ALITO: So why -- and so I -- I come back to a question Justice Gorsuch provided to you. Why in the world…would Congress want that?

Yet Justice Brett Kavanaugh worried about disparate treatment of other kinds of crimes that involve cocaine and the career criminal in this exchange with lawyer for Concepcion, Luke McCloud:

KAVANAUGH: And my concern about saying, “oh, yeah, you can come in and get the benefit of the change in the career offender guideline” is that what about the defendants who are in prison for armed robbery or what have you?

Those people don’t get the benefit of a reduction in prison time.

McCloud answered that the racial disparities in sentencing prompted Congress to create an individualized process so district courts could correct problems.

And, he pointed out a painful truth.

MCCLOUD: Our sentencing system isn't perfect and it relies on imperfect human beings to make these decisions about other imperfect human beings standing before them.

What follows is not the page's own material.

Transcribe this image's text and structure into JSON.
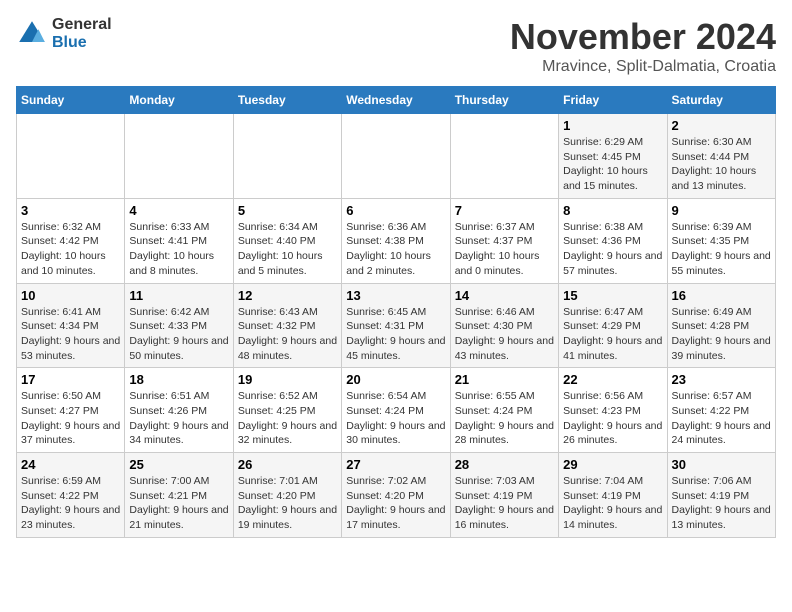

And so there will be some variation in the decisions that get made. I think that's true under any possible rule in this case, though.

KAVANAUGH: I think that’s probably right.

Carlos Concepcion is set to be released in early 2024. He has support from groups typically on opposite sides, for example, the liberal ACLU and the conservative Americans for Prosperity.

And that’s this week’s Legal Docket.

WORLD Radio transcripts are created on a rush deadline. This text may not be in its final form and may be updated or revised in the future. Accuracy and availability may vary. The authoritative record of WORLD Radio programming is the audio record.